27 May - 31 October 2002
Marble Palace

The exhibition organized within the framework of the IV 'Italy in Italyanskaya street ' festival presents paintings and graphic art by Italian masters who worked in Russia in the 18th and first half of the 19th centuries One of the first foreigners to work in St Petersburg was the perspective artist and theatrical designer Giuseppe Valeriani. The plafond compositions in the Stroganov Palace and the St Michael's Castle were painted by him alongside the canvases currently put on display in the Marble Palace. The artist's contemporary, Antonio Giambattista Peresinotti, was the author of 'landscape and perspective ornaments'. Peresinotti was also among the first foreigners to teach at the St Petersburg Imperial Academy of Arts. Pietro Antonio Rotari, Stefano Torelli, Francesco Fontebasso and Pietro Gradizzi arrived in St Petersburg from various regions of Italy virtually simultaneously.
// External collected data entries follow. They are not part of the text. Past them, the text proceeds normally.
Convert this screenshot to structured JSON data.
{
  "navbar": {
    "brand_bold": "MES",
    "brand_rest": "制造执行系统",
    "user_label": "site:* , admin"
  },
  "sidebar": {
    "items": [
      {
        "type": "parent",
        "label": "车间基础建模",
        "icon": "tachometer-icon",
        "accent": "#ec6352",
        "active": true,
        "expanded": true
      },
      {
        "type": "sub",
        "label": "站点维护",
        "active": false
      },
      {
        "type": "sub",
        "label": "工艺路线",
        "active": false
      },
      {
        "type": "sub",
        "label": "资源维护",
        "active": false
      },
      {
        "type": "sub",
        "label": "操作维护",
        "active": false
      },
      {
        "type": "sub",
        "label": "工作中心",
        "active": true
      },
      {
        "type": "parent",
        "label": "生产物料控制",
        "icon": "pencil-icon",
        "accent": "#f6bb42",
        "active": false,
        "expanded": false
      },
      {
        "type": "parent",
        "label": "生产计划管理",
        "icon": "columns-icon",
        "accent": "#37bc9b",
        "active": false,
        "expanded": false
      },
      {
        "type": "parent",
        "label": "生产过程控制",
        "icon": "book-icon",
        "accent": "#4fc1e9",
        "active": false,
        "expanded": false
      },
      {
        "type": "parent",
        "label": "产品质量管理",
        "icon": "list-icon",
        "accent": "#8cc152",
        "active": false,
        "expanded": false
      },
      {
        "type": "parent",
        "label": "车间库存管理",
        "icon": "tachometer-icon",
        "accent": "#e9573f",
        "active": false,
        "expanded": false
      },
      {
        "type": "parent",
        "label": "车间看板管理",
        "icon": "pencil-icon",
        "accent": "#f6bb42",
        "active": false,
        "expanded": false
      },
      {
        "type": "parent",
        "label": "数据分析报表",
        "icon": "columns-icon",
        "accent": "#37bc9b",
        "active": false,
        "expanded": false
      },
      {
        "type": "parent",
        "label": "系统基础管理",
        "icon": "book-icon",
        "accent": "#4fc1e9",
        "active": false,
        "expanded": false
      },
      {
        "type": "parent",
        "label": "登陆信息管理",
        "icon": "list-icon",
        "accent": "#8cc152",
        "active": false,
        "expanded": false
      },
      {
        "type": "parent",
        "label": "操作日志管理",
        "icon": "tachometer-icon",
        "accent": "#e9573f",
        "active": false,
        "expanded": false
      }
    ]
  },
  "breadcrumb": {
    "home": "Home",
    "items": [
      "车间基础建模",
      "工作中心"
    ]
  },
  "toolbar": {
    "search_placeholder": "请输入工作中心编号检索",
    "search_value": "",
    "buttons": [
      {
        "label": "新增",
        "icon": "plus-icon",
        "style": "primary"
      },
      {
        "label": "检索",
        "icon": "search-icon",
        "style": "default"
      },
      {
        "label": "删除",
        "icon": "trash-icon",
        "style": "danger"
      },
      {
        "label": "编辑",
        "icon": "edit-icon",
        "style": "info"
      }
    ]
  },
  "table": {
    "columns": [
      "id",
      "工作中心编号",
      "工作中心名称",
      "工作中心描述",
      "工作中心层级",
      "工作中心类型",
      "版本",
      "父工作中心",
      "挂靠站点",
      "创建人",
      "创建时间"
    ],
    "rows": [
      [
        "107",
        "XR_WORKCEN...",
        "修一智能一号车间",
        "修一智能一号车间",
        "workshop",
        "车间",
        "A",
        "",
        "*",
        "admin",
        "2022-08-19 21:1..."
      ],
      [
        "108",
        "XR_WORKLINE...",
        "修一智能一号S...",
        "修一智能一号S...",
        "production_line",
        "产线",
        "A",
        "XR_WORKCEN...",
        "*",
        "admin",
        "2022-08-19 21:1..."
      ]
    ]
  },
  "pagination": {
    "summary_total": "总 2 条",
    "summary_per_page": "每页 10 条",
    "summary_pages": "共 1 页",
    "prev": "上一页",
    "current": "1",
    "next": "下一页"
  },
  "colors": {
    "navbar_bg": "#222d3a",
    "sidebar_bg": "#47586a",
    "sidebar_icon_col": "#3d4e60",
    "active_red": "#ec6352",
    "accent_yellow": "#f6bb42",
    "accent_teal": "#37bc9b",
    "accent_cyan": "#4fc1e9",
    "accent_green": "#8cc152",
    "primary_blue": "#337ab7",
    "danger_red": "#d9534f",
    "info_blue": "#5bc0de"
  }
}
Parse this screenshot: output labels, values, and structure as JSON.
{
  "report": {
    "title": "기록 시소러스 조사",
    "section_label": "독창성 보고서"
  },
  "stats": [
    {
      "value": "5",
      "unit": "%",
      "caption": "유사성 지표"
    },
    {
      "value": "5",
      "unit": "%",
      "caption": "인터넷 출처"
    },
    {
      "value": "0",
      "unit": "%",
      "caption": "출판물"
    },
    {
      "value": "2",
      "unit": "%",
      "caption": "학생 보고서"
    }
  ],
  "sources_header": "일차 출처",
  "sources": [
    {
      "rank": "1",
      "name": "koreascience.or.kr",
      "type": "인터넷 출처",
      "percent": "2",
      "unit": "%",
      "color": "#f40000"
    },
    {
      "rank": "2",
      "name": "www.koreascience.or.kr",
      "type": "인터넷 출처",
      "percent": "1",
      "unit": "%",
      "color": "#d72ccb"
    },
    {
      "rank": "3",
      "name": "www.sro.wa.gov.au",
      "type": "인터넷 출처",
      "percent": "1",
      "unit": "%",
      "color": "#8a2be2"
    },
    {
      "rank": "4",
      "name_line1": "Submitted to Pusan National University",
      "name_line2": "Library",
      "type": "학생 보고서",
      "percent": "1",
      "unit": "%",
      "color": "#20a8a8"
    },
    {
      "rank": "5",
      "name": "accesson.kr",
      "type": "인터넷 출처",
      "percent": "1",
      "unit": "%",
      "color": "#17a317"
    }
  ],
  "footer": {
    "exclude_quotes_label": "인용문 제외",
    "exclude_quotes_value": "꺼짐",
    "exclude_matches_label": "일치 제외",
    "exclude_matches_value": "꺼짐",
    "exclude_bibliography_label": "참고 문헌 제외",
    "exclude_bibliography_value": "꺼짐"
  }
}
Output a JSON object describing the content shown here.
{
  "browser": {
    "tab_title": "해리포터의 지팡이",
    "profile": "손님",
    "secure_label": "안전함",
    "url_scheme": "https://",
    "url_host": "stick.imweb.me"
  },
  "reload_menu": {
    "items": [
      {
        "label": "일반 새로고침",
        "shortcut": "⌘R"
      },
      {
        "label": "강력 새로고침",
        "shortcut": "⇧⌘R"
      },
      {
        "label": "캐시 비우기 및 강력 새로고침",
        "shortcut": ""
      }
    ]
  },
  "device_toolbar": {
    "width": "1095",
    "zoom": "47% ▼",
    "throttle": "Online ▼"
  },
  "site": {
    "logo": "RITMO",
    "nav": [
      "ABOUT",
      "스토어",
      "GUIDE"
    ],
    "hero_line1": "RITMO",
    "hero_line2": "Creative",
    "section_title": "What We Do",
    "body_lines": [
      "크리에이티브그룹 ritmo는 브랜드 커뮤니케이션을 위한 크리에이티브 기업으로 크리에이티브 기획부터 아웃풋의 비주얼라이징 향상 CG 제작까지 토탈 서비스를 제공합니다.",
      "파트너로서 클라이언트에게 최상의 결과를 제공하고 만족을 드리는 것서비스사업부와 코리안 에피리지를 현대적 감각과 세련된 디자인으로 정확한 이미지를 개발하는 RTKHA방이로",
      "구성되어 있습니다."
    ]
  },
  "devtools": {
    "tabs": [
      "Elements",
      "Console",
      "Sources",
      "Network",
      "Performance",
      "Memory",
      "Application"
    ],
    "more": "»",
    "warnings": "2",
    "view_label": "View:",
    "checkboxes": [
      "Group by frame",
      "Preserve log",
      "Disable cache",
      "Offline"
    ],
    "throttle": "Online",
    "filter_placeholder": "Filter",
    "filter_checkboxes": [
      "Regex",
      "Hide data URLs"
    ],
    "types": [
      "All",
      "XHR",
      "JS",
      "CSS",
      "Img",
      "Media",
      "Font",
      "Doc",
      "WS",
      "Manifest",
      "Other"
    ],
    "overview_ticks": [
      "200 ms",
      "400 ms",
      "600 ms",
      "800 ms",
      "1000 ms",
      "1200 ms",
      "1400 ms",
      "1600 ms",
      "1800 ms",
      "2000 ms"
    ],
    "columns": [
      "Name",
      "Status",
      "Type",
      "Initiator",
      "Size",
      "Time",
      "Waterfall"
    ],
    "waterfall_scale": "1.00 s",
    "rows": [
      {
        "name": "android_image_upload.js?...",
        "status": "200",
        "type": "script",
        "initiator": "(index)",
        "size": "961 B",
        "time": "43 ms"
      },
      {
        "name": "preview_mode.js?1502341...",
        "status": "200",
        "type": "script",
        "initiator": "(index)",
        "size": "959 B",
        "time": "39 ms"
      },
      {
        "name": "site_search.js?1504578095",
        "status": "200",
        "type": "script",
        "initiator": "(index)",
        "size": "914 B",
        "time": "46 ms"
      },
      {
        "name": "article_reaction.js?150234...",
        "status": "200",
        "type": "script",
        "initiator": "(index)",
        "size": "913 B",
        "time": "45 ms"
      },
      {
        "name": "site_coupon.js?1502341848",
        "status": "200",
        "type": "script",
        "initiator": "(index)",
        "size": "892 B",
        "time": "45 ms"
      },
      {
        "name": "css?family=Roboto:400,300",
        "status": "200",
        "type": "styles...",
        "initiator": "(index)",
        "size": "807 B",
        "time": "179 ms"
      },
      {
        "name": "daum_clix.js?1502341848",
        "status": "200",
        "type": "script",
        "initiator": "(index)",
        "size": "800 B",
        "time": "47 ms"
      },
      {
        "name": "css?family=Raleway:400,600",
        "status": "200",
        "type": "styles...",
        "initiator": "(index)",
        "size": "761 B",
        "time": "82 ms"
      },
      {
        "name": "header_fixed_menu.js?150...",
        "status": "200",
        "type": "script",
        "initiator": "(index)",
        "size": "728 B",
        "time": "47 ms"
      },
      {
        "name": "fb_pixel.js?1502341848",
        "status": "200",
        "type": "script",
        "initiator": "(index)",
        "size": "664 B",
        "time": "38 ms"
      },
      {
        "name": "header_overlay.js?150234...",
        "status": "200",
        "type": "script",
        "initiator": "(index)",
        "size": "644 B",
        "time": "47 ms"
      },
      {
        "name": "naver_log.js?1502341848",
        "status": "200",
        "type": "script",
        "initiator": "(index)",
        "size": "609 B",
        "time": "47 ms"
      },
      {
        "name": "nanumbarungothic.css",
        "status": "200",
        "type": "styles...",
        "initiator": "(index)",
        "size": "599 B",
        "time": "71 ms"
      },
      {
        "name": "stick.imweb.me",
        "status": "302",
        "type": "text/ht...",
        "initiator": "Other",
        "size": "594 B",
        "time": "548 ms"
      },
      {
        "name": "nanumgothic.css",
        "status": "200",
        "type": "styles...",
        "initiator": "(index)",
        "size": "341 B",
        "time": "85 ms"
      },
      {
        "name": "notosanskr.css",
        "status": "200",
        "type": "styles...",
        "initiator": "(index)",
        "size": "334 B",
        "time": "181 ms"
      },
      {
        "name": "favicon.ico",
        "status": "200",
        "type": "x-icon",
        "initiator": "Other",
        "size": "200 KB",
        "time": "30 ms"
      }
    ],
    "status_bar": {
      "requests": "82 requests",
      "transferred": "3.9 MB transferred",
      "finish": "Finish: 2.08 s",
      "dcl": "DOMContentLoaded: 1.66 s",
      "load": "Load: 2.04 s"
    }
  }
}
Their works alongside the portraits by Salvatore Tonci and Alessandro Molinari as well as canvases by Vincenzo Briosci and Antonio Vighi are exhibited in the rooms of the Marble Palace. In the 19th century the fate of many Italians who lived and worked in Russia became inseparable from it and they even acquired Russian names. Fedele Bruni became Fyodor, Michele Scotti was given the name Mikhail and Luigi Premazzi was christened Ludwig. The works currently on display in the Marble Palace are in the collection of the Russian Museum.